Im Folgenden wollen wir Ihnen einige Bedingungen und Finanzierungen ausgewählter Krankenkassen auflisten, um Ihnen einen ersten Eindruck zu geben, wie die Krankenkassen Osteopathie finanzieren:

–       AOK Plus: Unter bestimmten Voraussetzungen übernimmt diese Krankenkasse bis zu 90 % der Kosten für höchstens sechs Behandlungen im Jahr. So ist es denkbar, bis zu 60 € pro Sitzung zu erhalten.

–       Barmer GEK: Hier erhalten Patienten Bonuspunkte für eine Osteopathie Behandlung. Sie nehmen an dem „Bonusprogramm: aktiv pluspunkten“ teil. Am Ende des Jahres tauschen Sie Ihre gesammelten Pluspunkte gegen eine Prämie ein.

–       DAK: Diese Krankenkasse setzt als zwingende Voraussetzung die Durchführung der Osteopathie Behandlung durch einen berechtigten Arzt nach Paragraph 13 Abs. 4 SGBV voraus.

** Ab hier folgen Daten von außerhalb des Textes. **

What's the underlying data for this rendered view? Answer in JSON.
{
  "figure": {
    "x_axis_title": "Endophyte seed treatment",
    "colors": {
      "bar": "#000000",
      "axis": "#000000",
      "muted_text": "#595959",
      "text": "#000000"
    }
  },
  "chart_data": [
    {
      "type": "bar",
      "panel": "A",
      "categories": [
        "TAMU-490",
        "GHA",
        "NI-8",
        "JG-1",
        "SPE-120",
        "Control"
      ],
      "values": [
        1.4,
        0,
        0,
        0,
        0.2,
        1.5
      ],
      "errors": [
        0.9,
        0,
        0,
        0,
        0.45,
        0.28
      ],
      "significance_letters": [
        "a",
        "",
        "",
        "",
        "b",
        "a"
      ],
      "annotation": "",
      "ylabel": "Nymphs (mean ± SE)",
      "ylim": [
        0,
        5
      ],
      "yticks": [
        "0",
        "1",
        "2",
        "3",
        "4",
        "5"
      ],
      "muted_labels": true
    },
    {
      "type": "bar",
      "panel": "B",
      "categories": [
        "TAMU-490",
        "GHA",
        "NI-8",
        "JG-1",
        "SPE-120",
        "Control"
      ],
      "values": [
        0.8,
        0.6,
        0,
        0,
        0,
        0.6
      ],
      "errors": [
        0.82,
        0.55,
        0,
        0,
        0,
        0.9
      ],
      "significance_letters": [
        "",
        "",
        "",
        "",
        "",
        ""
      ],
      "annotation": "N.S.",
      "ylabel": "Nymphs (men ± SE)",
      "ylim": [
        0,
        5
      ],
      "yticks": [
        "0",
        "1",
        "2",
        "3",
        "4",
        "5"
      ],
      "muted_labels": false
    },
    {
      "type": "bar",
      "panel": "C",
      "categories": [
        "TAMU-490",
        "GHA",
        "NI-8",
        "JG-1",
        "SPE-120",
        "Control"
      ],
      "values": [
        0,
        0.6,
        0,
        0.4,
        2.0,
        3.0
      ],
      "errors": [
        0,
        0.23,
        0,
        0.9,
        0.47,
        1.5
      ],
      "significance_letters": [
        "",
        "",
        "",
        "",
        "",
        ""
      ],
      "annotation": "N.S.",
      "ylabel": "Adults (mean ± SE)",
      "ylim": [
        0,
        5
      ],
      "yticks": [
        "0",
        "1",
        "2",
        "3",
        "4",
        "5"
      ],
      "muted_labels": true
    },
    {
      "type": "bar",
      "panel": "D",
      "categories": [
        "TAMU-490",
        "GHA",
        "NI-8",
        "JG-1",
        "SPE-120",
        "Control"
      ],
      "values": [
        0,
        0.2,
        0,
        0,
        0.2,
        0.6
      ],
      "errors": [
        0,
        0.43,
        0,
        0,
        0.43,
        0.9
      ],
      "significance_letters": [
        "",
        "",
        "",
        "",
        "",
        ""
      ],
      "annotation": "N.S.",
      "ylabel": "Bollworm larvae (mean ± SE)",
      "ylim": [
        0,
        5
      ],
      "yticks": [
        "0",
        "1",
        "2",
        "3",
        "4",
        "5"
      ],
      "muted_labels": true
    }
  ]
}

Dieser anerkannte Arzt muss ein Mitglied im Berufsverband der Osteopathie sein. Sie erhalten in diesem Fall einen Zuschuss von maximal 60 € für eine Sitzung. Der Zuschuss dieser Krankenkasse übersteigt niemals einen Anteil von 80 % der Kosten.

–       Debeka BKK: Für eine Osteopathiebehandlung erhalten Patienten bei dieser Krankenkasse bis zu 240 € in jedem Kalenderjahr. Auch hier gilt die maximale Grenze von sechs Sitzungen im Jahr.

–       Die bergischen Krankenkassen: Diese Krankenkasse übernimmt höchstens 300 € und verrechnet die Förderung über den Flexibonus – vorausgesetzt es handelt sich um einen anerkannten Osteopathen, der eine entsprechende Ausbildung vorweisen kann.

 

Fazit

Im Prinzip haben Sie gute Karten im Hinblick auf die Finanzierung einer Osteopathie Behandlung. Die meisten anerkannten Krankenkassen übernehmen einen gewissen Kostenanteil, der jedoch niemals über 80 % steigt. Darüber hinaus gilt zumeist eine Maximalgrenze von sechs Sitzungen bzw. Behandlungen pro Jahr. Wir empfehlen Ihnen, vorab mit Ihrer Krankenkasse über die gewünschten Behandlungen und die damit verbundene Finanzierung zu sprechen. Als bindende Voraussetzung gilt, dass Sie sich nur in die Hände eines ausgebildeten Ostheopathen begeben, der eine entsprechende berufliche Qualifikation aufweist.

Aktuelle Kostenübernahme bitte bei Ihrer Krankenkasse anfragen!